Privacy Office, in conjunction with UHealth IT, provides services that can de-identify clinical data sets utilizing software solutions from Privacy Analytics, a market leader in the expert de-identification method. As with the safe harbor method, all direct identifiers such as name, social security number, medical record number, email address etc. must still be removed or masked. However, depending on the data sets, the expert method may allow greater flexibility in the handling of indirect identifiers such as, for example, zip code and dates of event. This results in potentially richer data sets that better preserves the analytical qualities of the data while simultaneously seeking an appropriately low probability of re-identification.

Privacy Analytics provides one tool for use in de-identification of structured data. Please note that the software requires data sets with unique record identifiers. UHealth IT will perform the initial extract of the data and can provide guidance on what data fields are available, criteria for data selection etc. This data set will then be passed to the data broker for de-identification.

The de-identification process is an iterative one, where multiple passes may be required through the data set to achieve a sufficiently low risk level.
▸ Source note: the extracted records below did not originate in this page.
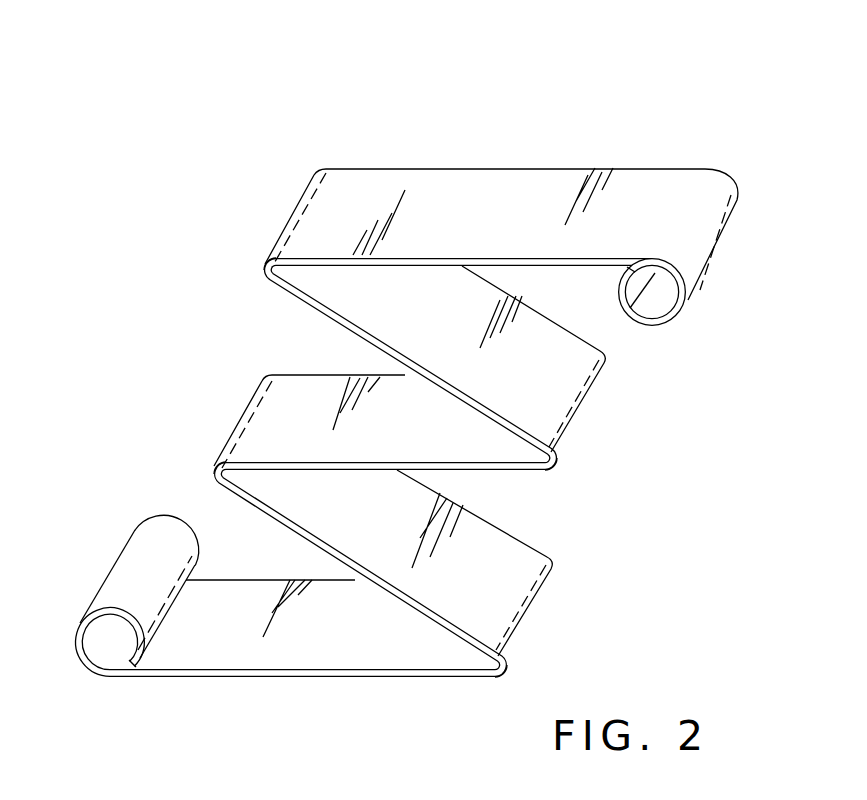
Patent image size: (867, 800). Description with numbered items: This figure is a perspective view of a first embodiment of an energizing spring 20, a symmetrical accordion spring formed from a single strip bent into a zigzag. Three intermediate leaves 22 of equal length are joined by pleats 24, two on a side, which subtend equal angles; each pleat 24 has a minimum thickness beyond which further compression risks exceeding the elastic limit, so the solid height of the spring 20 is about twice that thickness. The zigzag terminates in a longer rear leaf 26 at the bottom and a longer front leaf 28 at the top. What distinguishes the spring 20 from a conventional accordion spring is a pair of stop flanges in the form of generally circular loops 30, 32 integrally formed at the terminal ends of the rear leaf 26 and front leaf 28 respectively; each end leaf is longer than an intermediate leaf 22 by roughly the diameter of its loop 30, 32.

The energizing spring 20 is at (645, 148).
The intermediate leaves 22 is at (345, 308).
The pleats 24 is at (262, 270).
The rear leaf 26 is at (333, 630).
The front leaf 28 is at (497, 190).
The rear loop 30 is at (120, 610).
The front loop 32 is at (652, 327).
So using a date of birth (DOB) field as an example, generally speaking, de-identified data sets will not include the full date MM\DD\YYYY. An initial pass may be removing the DD component (really replacing all occurrences of actual DD with 01). So effectively the data set will be left with accurate month and year of the DOB MM\YYYY. This could yield an acceptable risk level and if so, the de-identified data set will include that level of precision i.e. accurate month and year of the original date. However, if the risk of re-identification is still above a threshold value, then another pass may be necessary requiring the removal of the month component. So in effect, for the net result to be a data set with an appropriately low level of re-identification, then potentially only the year YYYY component can be retained out of the DOB field. There is also an option to shift dates so that the entire date format is retained. All the dates for a particular patient can be shifted in a manner that attempts to maintain the relationship between different dates.

Hence this process may require frequent interaction and communication between the requestor and data broker to come to an acceptable solution that both acceptably de-identifies the data while retaining the analytical usefulness to the recipient.

Uniquely, Privacy Analytics also offers another tool for de-identification of unstructured data such as progress notes. Note that the unstructured data set (one single field containing free form text, for example) must be a separate and distinct data set from any structured data. These are two distinct tools that are run separately against their respective targets, so one tool is used only for structured data and the other tool is run against only unstructured data. This tool uses natural language processing techniques to detect personally identifiable information (PII) in unstructured text such as names, locations, IDs, CPT codes, age, dates, phone numbers and email addresses. Once this information is detected, there are multiple options to handle including masking (replacing the characters with *****) or replacing (a similar value is chosen at random to realistically mask the personal information, e.g. Bob Smith is replaced with John Jefferies).